Komunitas Tebat Rasau di Belitung, kehilangan hutan adat sekitar 3.000 hektar kala perusahaan perkebunan kayu, PT Indo Sukses Lestari Makmur (ISLM) masuk wi masuk wilayah mereka. Masyarakat meminta pemerintah mengeluarkan hutan mereka dari perusahaan hutan tanaman industri ini.

Perusahaan hutan tanaman industri dengan konsesi berada di tiga kecamatan, yakni Desa Balok dan Desa Dendang (Kecamatan Dendang), dan Desa Simpang Pesak (Kecamatan Simpang Pesak). Kemudian, Desa Lilangan, Limbungan, Jangkar Asam, Batu Penyu di Kecamatan Gantung), dan Desa Lintang (Kecamatan Simpang Renggiang), Kabupaten Belitung Timur, Bangka Belitung.

ISLM mendapatkan izin konsesi seluas 10.025,19 hektar seperti dalam SK.780/Menhut-II/2012. Pemerintah tengah mengevaluasi perusahaan HTI ini.

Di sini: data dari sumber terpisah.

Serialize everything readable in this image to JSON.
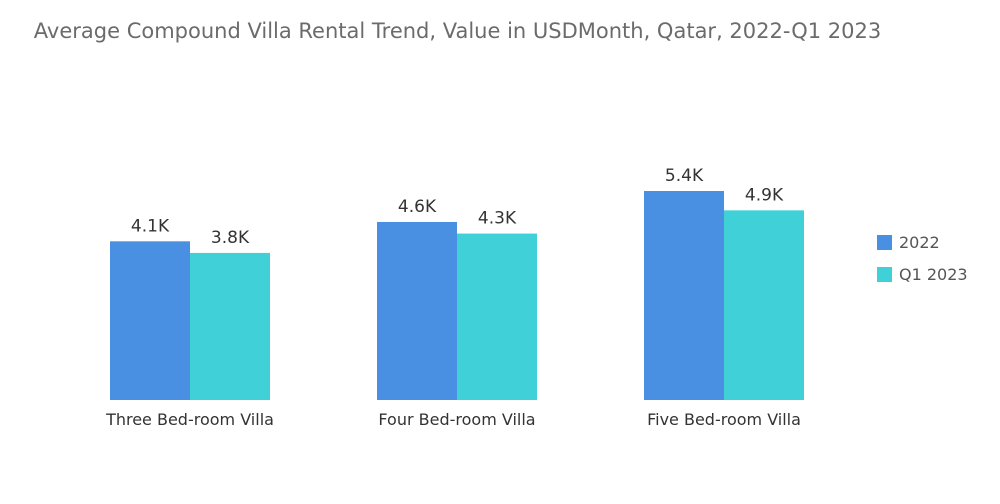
{
  "chart_data": {
    "type": "bar",
    "title": "Average Compound Villa Rental Trend, Value in USDMonth, Qatar, 2022-Q1 2023",
    "categories": [
      "Three Bed-room Villa",
      "Four Bed-room Villa",
      "Five Bed-room Villa"
    ],
    "series": [
      {
        "name": "2022",
        "color": "#4a90e2",
        "values": [
          4100,
          4600,
          5400
        ],
        "labels": [
          "4.1K",
          "4.6K",
          "5.4K"
        ]
      },
      {
        "name": "Q1 2023",
        "color": "#3fd0d8",
        "values": [
          3800,
          4300,
          4900
        ],
        "labels": [
          "3.8K",
          "4.3K",
          "4.9K"
        ]
      }
    ],
    "ylim": [
      0,
      5400
    ],
    "grid": false,
    "legend": "right"
  }
}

“Kami berharap evaluasi pemerintah terhadap Indo Sukses Lestari Makmur dapat mengembalikan hutan adat kami seluas 3.000 hektar,” kata Narsidi, Ketua Komunitas Adat Tebat Rasau, kepada Mongabay, akhir April lalu.

Dia khawatir kalau sampai hutan adat terbuka, dan jadi kebun karet atau jadi penambangan timah atau perkebunan sawit, bencana mengintai.

“Saat musim penghujan, berbagai desa di Kecamatan Simpang Renggiang seperti Desa Lintang, Aik Ruak, Renggiang, Liring, Birah, dan Kelubi, akan banjir. Saat musim kemarau, mengalami krisis air atau kekeringan,” katanya.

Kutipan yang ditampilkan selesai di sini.